Going back to college as a midcareer journalist was a dream experience, and expanding my study into the impact climate change has had, and will have, on religious beliefs, food sources, infrastructure and social movements was crucial to my understanding of the obligation all journalists have to describe how climate change affects everyday life.
So The Times Travel desk will continue to adapt our journalism and cover a beloved and important pastime, but with increased attention on the natural environments, tourist destinations and local communities most affected by climate change.
This has included publishing more service items, most recently about North Carolina and Florida, both of which have faced and are facing devastating hurricanes. In addition to providing readers with information about emergency policies, Travel journalists are contributing to live coverage of these extreme weather events.
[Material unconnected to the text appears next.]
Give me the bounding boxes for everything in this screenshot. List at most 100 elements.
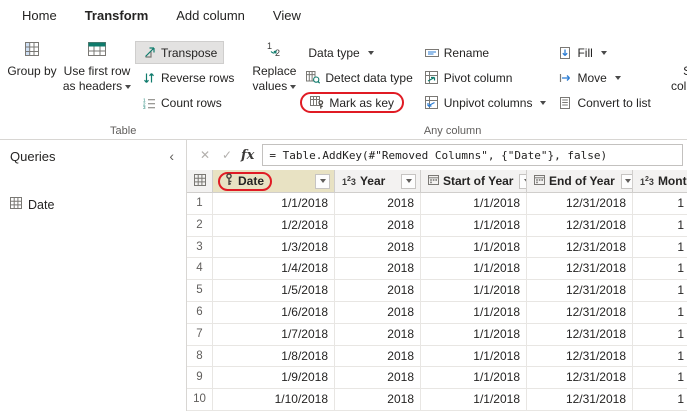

Our desk’s service coverage also includes more explanatory articles, examining the effects that wildfires and heat waves have on international tourist destinations like Greece and Hawaii. Additionally, we’re looking at the amount of snow at ski resorts and the impact of extreme water levels in U.S. destinations like Mississippi and Vermont. And in feature stories, we’re looking at whether the summer vacation and other longstanding travel rituals will continue.
I’m seeking to include more science in our stories, and I’m writing a few myself. I reported on how Curaçao and other Caribbean islands are promoting tourism based on coastline-critical mangroves forests, and I interviewed a marine biologist who left academia to work as a sustainability director for a resort company.
We want to better acknowledge the cost of travel to the climate, as well as share insights on ways travelers can help mitigate that cost. I am assigning and editing stories about the places, people and new practices that give back. (Sustainable or regenerative tourism is common nomenclature, but so is greenwashing.) Because the big takeaway is not a surprising one.
Everyone deserves to travel. And climate change is terrifying. But while scientists figure out the phenomenon of global warming, as the oft-repeated thought goes, everyone will need to figure out how to adapt to a new climate.